Article written by Rosemary Bocska
The decision to become a Foster Parent is a significant and serious one. For those who are considering it, the process should start with a lot of personal introspection. Together with some reflection on your existing relationships, family dynamics, and the extended family. It should also include delving into your financial situation, your future goals, and a host of other considerations.
But naturally there is much more to becoming a Foster Parent, than simply making the decision; the formal process has many intricacies.
Ideally your journey towards Foster Parenthood should begin with an understanding of what the concept involves. As well as what the administrative procedure really entails.
What is Foster Care, Anyway?
Children in Foster Care are those who are under the age of 18, and who for personal reasons cannot live with their parents or caregivers. But also cannot live independently. Through a legal process, for their safety and wellbeing these children are admitted into the care of Children’s Aid Society (CAS) that is run by the province.
The CAS may then choose to place certain selected children in Foster Care, which is a family-based placement. The CAS arranges to have these children live with pre-chosen and pre-screened Foster Parents who are eager to provide a nurturing family environment and a stable and caring home.
From the child’s perspective, the Foster Care placement is not designed to be permanent. The goal of Children’s Aid Society – which gets its authority as a “licensee” under the Child, Youth, and Family Services Act, 2017 – is ultimately to reunite a child with his or her original family. Only when it is possible and safe to do so. This means Foster Care may be brief, or it may last for extended periods of time, depending on the circumstances.
How Do Children Get Placed into Foster Care?
A child will get placed into Foster Care in only a few circumstances:
· By court order; or
· When their parents or caregivers have agreed to have their child placed in Foster Care voluntarily.
From the perspective of the CAS and other child services agencies in Ontario, the goal of these Foster Care placements is ultimately to reunite the children with their family.

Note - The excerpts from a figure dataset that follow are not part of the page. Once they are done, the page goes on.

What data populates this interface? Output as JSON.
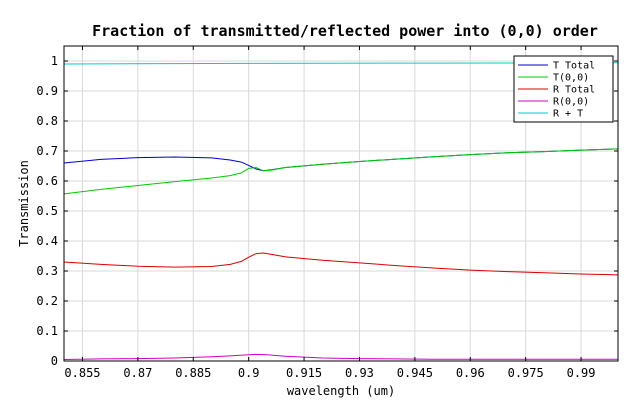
{
  "chart_data": {
    "type": "line",
    "title": "Fraction of transmitted/reflected power into (0,0) order",
    "xlabel": "wavelength (um)",
    "ylabel": "Transmission",
    "xlim": [
      0.85,
      1.0
    ],
    "ylim": [
      0,
      1.05
    ],
    "xticks": [
      0.855,
      0.87,
      0.885,
      0.9,
      0.915,
      0.93,
      0.945,
      0.96,
      0.975,
      0.99
    ],
    "xtick_labels": [
      "0.855",
      "0.87",
      "0.885",
      "0.9",
      "0.915",
      "0.93",
      "0.945",
      "0.96",
      "0.975",
      "0.99"
    ],
    "yticks": [
      0,
      0.1,
      0.2,
      0.3,
      0.4,
      0.5,
      0.6,
      0.7,
      0.8,
      0.9,
      1
    ],
    "ytick_labels": [
      "0",
      "0.1",
      "0.2",
      "0.3",
      "0.4",
      "0.5",
      "0.6",
      "0.7",
      "0.8",
      "0.9",
      "1"
    ],
    "grid": true,
    "legend_position": "top-right",
    "series": [
      {
        "name": "T Total",
        "color": "#0000cc",
        "x": [
          0.85,
          0.86,
          0.87,
          0.88,
          0.89,
          0.895,
          0.898,
          0.9,
          0.902,
          0.904,
          0.906,
          0.91,
          0.92,
          0.93,
          0.94,
          0.95,
          0.96,
          0.97,
          0.98,
          0.99,
          1.0
        ],
        "y": [
          0.66,
          0.672,
          0.678,
          0.68,
          0.677,
          0.67,
          0.663,
          0.652,
          0.64,
          0.634,
          0.637,
          0.645,
          0.656,
          0.665,
          0.673,
          0.681,
          0.688,
          0.694,
          0.698,
          0.703,
          0.707
        ]
      },
      {
        "name": "T(0,0)",
        "color": "#00cc00",
        "x": [
          0.85,
          0.86,
          0.87,
          0.88,
          0.89,
          0.895,
          0.898,
          0.9,
          0.902,
          0.904,
          0.906,
          0.91,
          0.92,
          0.93,
          0.94,
          0.95,
          0.96,
          0.97,
          0.98,
          0.99,
          1.0
        ],
        "y": [
          0.557,
          0.572,
          0.585,
          0.598,
          0.61,
          0.618,
          0.627,
          0.642,
          0.645,
          0.634,
          0.636,
          0.645,
          0.656,
          0.665,
          0.673,
          0.681,
          0.688,
          0.694,
          0.698,
          0.703,
          0.707
        ]
      },
      {
        "name": "R Total",
        "color": "#dd0000",
        "x": [
          0.85,
          0.86,
          0.87,
          0.88,
          0.89,
          0.895,
          0.898,
          0.9,
          0.902,
          0.904,
          0.906,
          0.91,
          0.92,
          0.93,
          0.94,
          0.95,
          0.96,
          0.97,
          0.98,
          0.99,
          1.0
        ],
        "y": [
          0.33,
          0.322,
          0.316,
          0.313,
          0.315,
          0.322,
          0.332,
          0.346,
          0.358,
          0.36,
          0.356,
          0.347,
          0.336,
          0.327,
          0.318,
          0.31,
          0.303,
          0.298,
          0.294,
          0.29,
          0.287
        ]
      },
      {
        "name": "R(0,0)",
        "color": "#cc00cc",
        "x": [
          0.85,
          0.86,
          0.87,
          0.88,
          0.89,
          0.895,
          0.9,
          0.902,
          0.905,
          0.91,
          0.92,
          0.93,
          0.95,
          0.97,
          0.99,
          1.0
        ],
        "y": [
          0.005,
          0.007,
          0.008,
          0.01,
          0.014,
          0.017,
          0.021,
          0.022,
          0.021,
          0.016,
          0.01,
          0.008,
          0.006,
          0.006,
          0.006,
          0.006
        ]
      },
      {
        "name": "R + T",
        "color": "#00cccc",
        "x": [
          0.85,
          0.9,
          0.95,
          1.0
        ],
        "y": [
          0.99,
          0.992,
          0.993,
          0.994
        ]
      }
    ]
  }
}
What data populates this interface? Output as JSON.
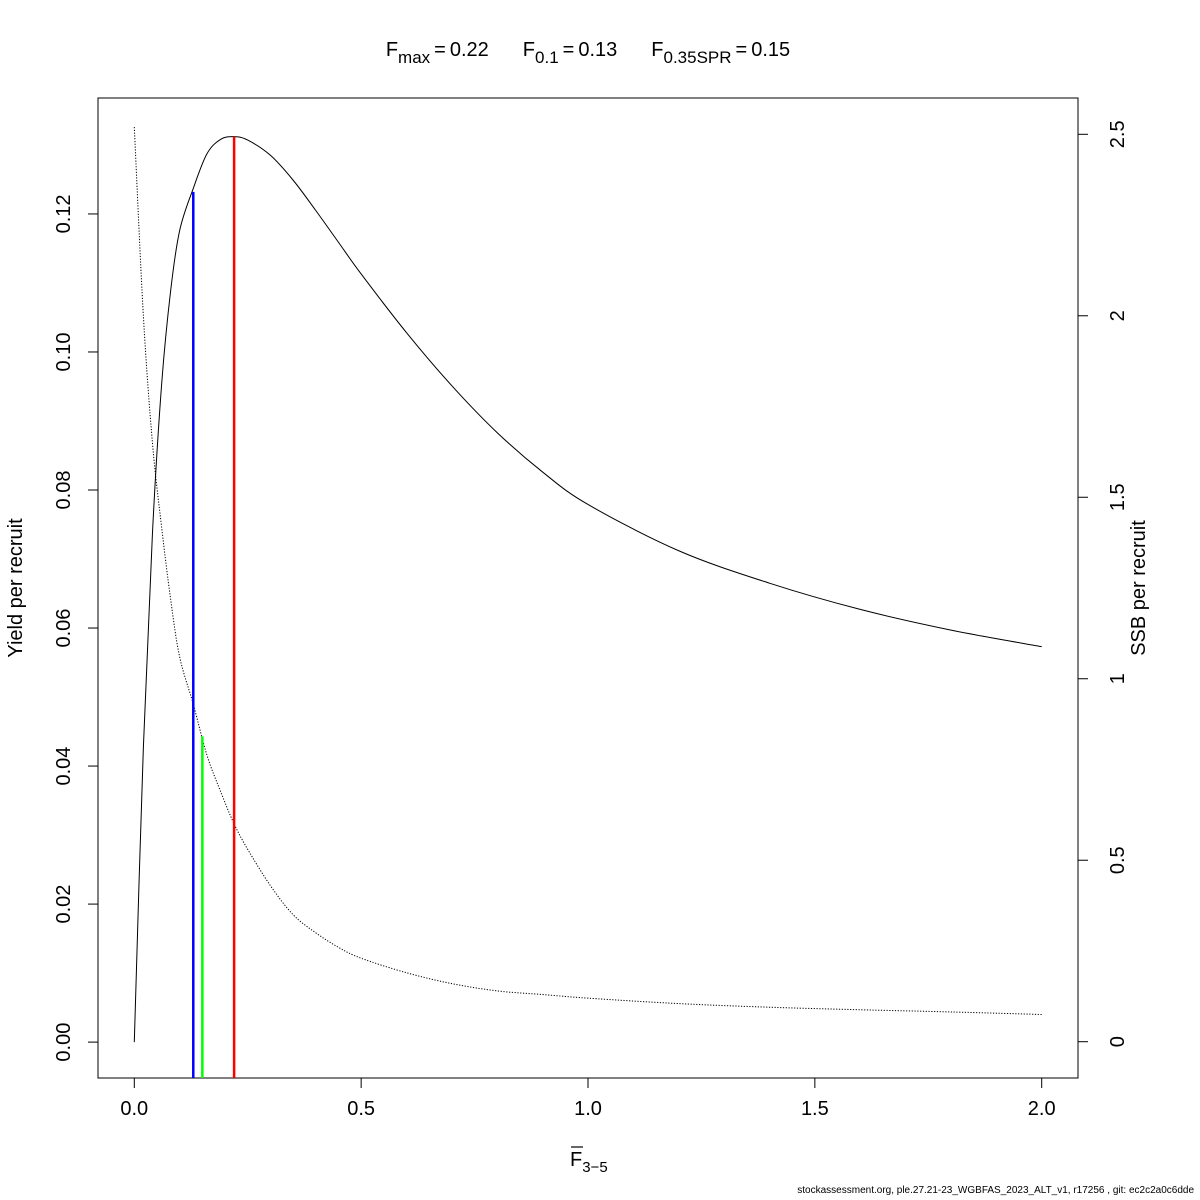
{
  "chart_data": {
    "type": "line",
    "title_parts": [
      {
        "label": "F",
        "sub": "max",
        "eq": "=",
        "value": "0.22"
      },
      {
        "label": "F",
        "sub": "0.1",
        "eq": "=",
        "value": "0.13"
      },
      {
        "label": "F",
        "sub": "0.35SPR",
        "eq": "=",
        "value": "0.15"
      }
    ],
    "xlabel": {
      "main": "F",
      "sub": "3−5",
      "overline": true
    },
    "ylabel_left": "Yield per recruit",
    "ylabel_right": "SSB per recruit",
    "xlim": [
      -0.08,
      2.08
    ],
    "ylim_left": [
      -0.0052,
      0.1368
    ],
    "ylim_right": [
      -0.1,
      2.6
    ],
    "x_ticks": [
      "0.0",
      "0.5",
      "1.0",
      "1.5",
      "2.0"
    ],
    "y_left_ticks": [
      "0.00",
      "0.02",
      "0.04",
      "0.06",
      "0.08",
      "0.10",
      "0.12"
    ],
    "y_right_ticks": [
      "0",
      "0.5",
      "1",
      "1.5",
      "2",
      "2.5"
    ],
    "series": [
      {
        "axis": "left",
        "style": "solid",
        "color": "#000000",
        "x": [
          0,
          0.02,
          0.04,
          0.06,
          0.08,
          0.1,
          0.13,
          0.16,
          0.19,
          0.22,
          0.25,
          0.3,
          0.35,
          0.4,
          0.45,
          0.5,
          0.6,
          0.7,
          0.8,
          0.9,
          1.0,
          1.2,
          1.4,
          1.6,
          1.8,
          2.0
        ],
        "values": [
          0,
          0.0427,
          0.0737,
          0.0951,
          0.1088,
          0.1176,
          0.1237,
          0.1287,
          0.1308,
          0.1312,
          0.1307,
          0.1285,
          0.1249,
          0.1205,
          0.1159,
          0.1113,
          0.1028,
          0.0951,
          0.0883,
          0.0826,
          0.0779,
          0.0712,
          0.0665,
          0.0627,
          0.0597,
          0.0573
        ]
      },
      {
        "axis": "right",
        "style": "dotted",
        "color": "#000000",
        "x": [
          0,
          0.02,
          0.04,
          0.06,
          0.08,
          0.1,
          0.13,
          0.16,
          0.19,
          0.22,
          0.25,
          0.3,
          0.35,
          0.4,
          0.45,
          0.5,
          0.6,
          0.7,
          0.8,
          0.9,
          1.0,
          1.2,
          1.4,
          1.6,
          1.8,
          2.0
        ],
        "values": [
          2.52,
          2.0,
          1.65,
          1.42,
          1.22,
          1.06,
          0.93,
          0.79,
          0.69,
          0.6,
          0.53,
          0.43,
          0.35,
          0.3,
          0.26,
          0.23,
          0.19,
          0.16,
          0.14,
          0.13,
          0.12,
          0.105,
          0.095,
          0.088,
          0.082,
          0.075
        ]
      }
    ],
    "reference_lines": [
      {
        "name": "Fmax",
        "x": 0.22,
        "y_left": 0.1312,
        "color": "#ff0000"
      },
      {
        "name": "F0.1",
        "x": 0.13,
        "y_left": 0.1232,
        "color": "#0000ff"
      },
      {
        "name": "F0.35SPR",
        "x": 0.15,
        "y_left": 0.0443,
        "color": "#00ff00"
      }
    ],
    "grid": false,
    "legend": "none"
  },
  "footer": "stockassessment.org, ple.27.21-23_WGBFAS_2023_ALT_v1, r17256 , git: ec2c2a0c6dde"
}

Are There Different Types?
Yes. There are different arrangements of Foster Care, which include:
· Kinship care. This involves the child being admitted into the care of the CAS, but then being placed with a relative, or with a member of the child’s community.
· Placements for kinship services. These arrangements involve placing a child with a relative or a member of the child’s extended family or community, with the consent of the child’s parent, or under a supervision order issued by the court. (Alternatively, it may arise during an application for legal custody). Unlike other Foster Care scenarios, in this type of arrangement the child is not initially admitted into the care of the CAS.
· Customary care. This is an arrangement where a child of First Nations, Inuk, or Métis origin receives care from a person who is not the child’s parent. The caregiving is still in accord with
the customs of the child’s band. Note that anytime the eligible child is a member of a band or First Nation, Inuit, or Métis community, the CAS is obliged to pursue the Customary care model. If the child is in need of protection and cannot remain at home.
Who Can Be a Foster Parent?
Aside from a desire to benefit a child who has not had a nurturing environment so far in their lives, there are few pre-requisites for becoming a Foster Parent. Naturally, the key one is the desire to contribute meaningfully and consistently to the child’s wellbeing and upbringing. The potential Foster Parent need not have any particular marital, financial or social status, nor be of any particular age bracket.
In terms of their culture or background, a Foster Parent can come from any heritage, religion, or financial stratum. However, for the particular type of Foster Care known as Kinship care, the Foster Parent must be a relative. Or else a member of the child’s community.
In Ontario, Foster Parents can only provide Foster Care to up to four children at a time. (However, there are exceptions).
What Does the Formal Process Involve?
In terms of the legal procedure involved, becoming a Foster Parent involves several steps:
· Contacting the local Children’s Aid Society (or else a licensed Foster Care agency);
· Participating in a Home Study assessment (which is mandatory); and
· Participating in parent preparation training. All of these steps must be undertaken before the potential Foster Parent can be approved. The Ontario Association of Children’s Aid Societies also provides detailed information about Foster Care and the related steps and processes.
What if Foster Care isn’t Appropriate for a Child?
If Foster Care turns out not to be a feasible option for a particular child, then he or she may be placed in the extended care of the CAS, pursuant to a court order. However, these orders are a last resort. The CAS may opt to explore other permanent options, including Customary care,legal custody, or adoption.